Hamdo Frljak

Personal information
- Born: June 11, 1962 Breza, SR Bosnia and Herzegovina, SFR Yugoslavia
- Died: September 19, 2021 (aged 59) Breza, Bosnia and Herzegovina
- Nationality: Bosnian

Career information
- Playing career: 1977–1992
- Coaching career: 1997–2021

= Hamdo Frljak =

Bosnian basketball player and coach

Hamdo Frljak (11 June 1962 - 19 September 2021) was a Bosnian professional basketball player and coach. He was known for his long playing career in Bosnia and Herzegovina and later for his successful coaching career, including leading top domestic clubs and working abroad. Frljak is widely remembered as an influential figure in Bosnian basketball.

== Early life and playing career ==
Hamdo Frljak was born in Breza, Bosnia and Herzegovina in 1962. He began playing organized basketball at the age of 15 with KK Breza, his hometown club. He continued his playing career with several Bosnian sides, including Željezničar, Drina Zvornik, Borac from Banja Luka, and Sutjeska from Nikšić. Frljak concluded his playing career with KK Ćeskopromeks Sarajevo, where he subsequently transitioned into coaching.

== Coaching career ==
After retiring as a player, Frljak began his coaching career with his former club Ćeskopromeks Sarajevo. He later took charge of KK Vogošća, leading the club in Bosnia and Herzegovina’s top competitions. In 2002, Frljak was appointed head coach of KK Bosna, one of the country’s most prestigious basketball clubs, guiding them domestically and in the ABA League. He would coach Bosna again in the 2011-2012 season.

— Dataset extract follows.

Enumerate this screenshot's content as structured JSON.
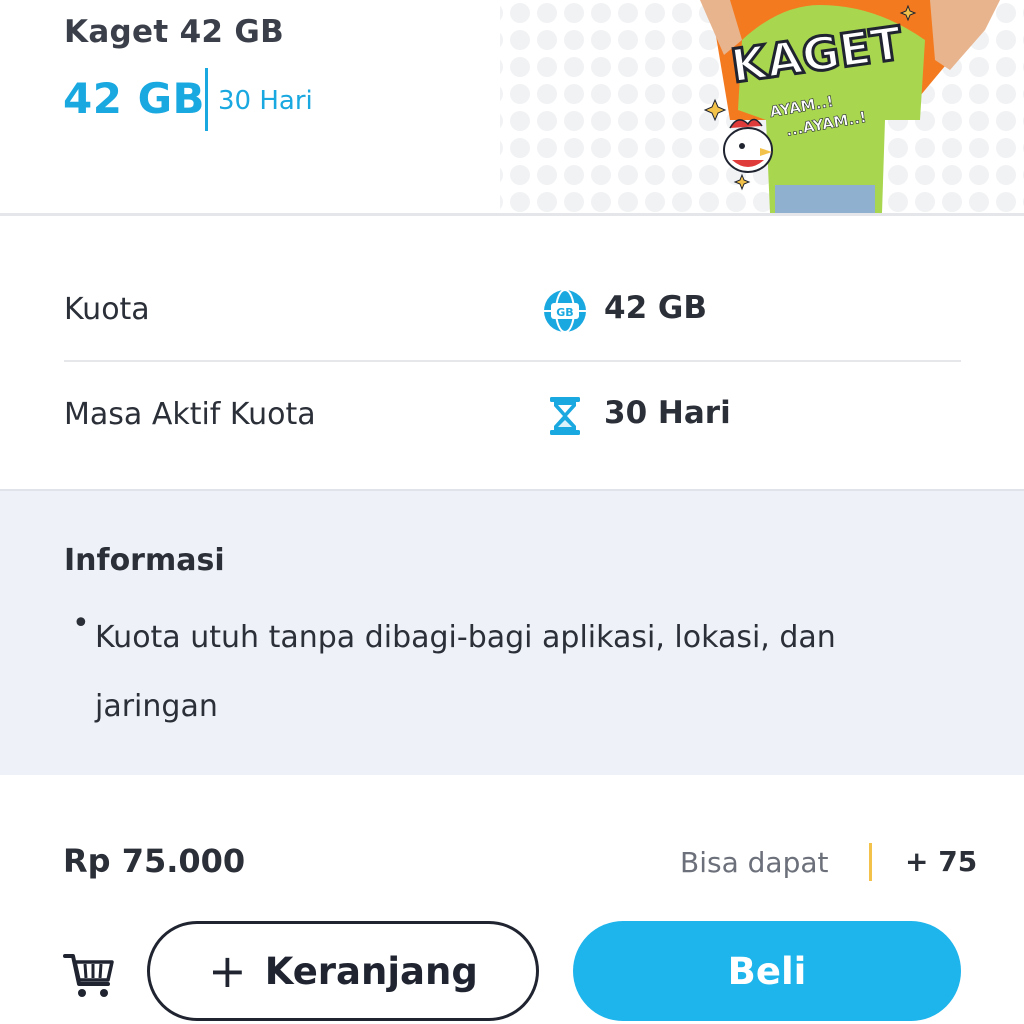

Frljak’s coaching career also included stints abroad. He worked in Saudi Arabia with Ohod Medina and in the United Arab Emirates before returning to Bosnia. He coached in Bahrain with Al Nuwaidrat and again with Vogošća upon his return home. In the later stages of his career, Frljak coached Promo Donji Vakuf.

== Death ==
Hamdo Frljak died on 19 September 2021 at the age of 59. His passing was widely reported in Bosnia and Herzegovina and mourned by the local basketball community.